Een aantal theatermakers zijn al langer bezig het theaterlandschap te kleuren, niet alleen voor eigen publiek maar vaak ook ver buiten de taal- en landsgrenzen. Ook in 2001 was het niet anders. Het succes van Jan Fabre, Needcompany, Arne Sierens, Erik De Volder, Tg STAN, Dito'Dito, Luk Perceval zowel met als zonder het Toneelhuis, het Speeltheater, Victoria, Leporello, De Onderneming, Pascale Platel, is op zijn minst verheugend te noemen. Het wijst ook op het feit dat
het Vlaamse theater de achterstand inzake internationalisme aan het inhalen is tegenover dans, muziek en plastische kunsten die deze status al lang verworven hadden.

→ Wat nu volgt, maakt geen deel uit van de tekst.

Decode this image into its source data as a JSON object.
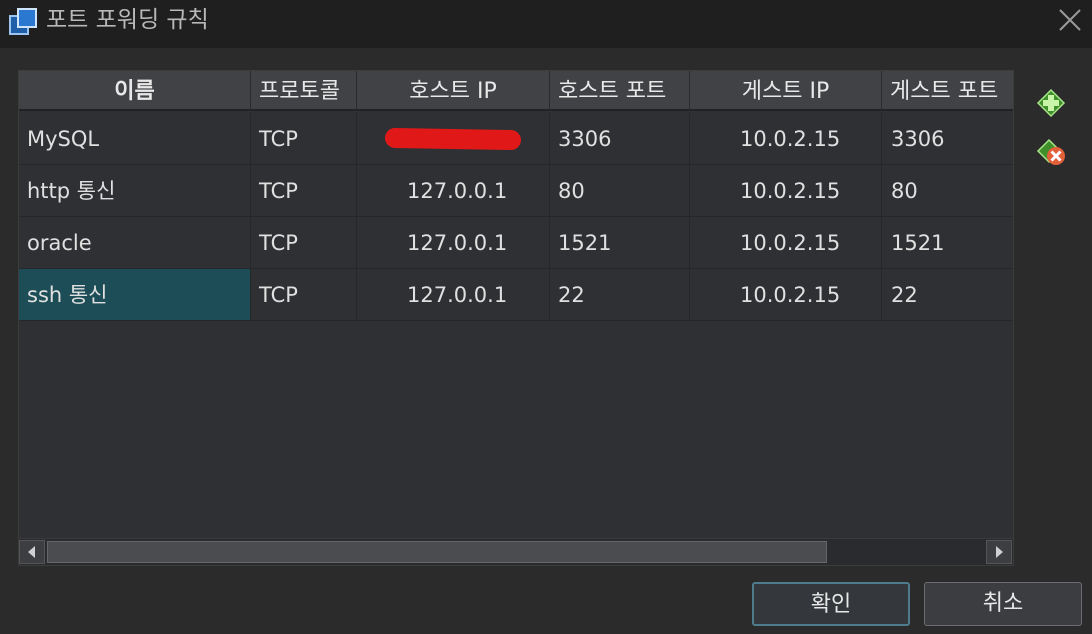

Het voorbije jaar bracht ook de verwachte bevestiging van een aantal "vaste waarden", zoals Dirk Tanghe die met de Utrechtse Paardenkathedraal geregeld ons land aandoet; zoals Josse De Pauw die na "Weg"en "Larf" nu met "Übung" een bijzonder vreemd experiment waagde en tot een goed resultaat bracht. Het Toneelhuis zorgde na "Aars!" en "The Leenane Trilogie" (co-productie met Zuidelijk Toneel Hollandia) voor een zeer sterke realisatie van "Asem" van de jonge Duitse auteur Thomas Jonigk, een stuk over incest, cru en ironisch tegelijk, breekbaar als het glas dat de spelers in hun handen houden en dat hen scheidt van de "buitenwacht". "Asem" kende te weinig voorstellingen en dient zeker hernomen te worden en bovendien bekroond. Guy Cassiers kwam met het Ro Theater (Rotterdam) en "De wespenfabriek" naar Vlaanderen, een productie waarin Steven van Watermeulen schitterde, een prestatie waarvoor deze acteur terecht bekroond werd. Dezelfde Van Watermeulen was, samen met Sara De Roo, ook te zien in "Lucia smelt", het debuut van Oscar van den Boogaard als theaterauteur. Boogaard schreef het stuk in opdracht van Tg STAN en het werd gecreëerd in samenwerking met het Kaaitheater. Een kleinschalige productie met allure.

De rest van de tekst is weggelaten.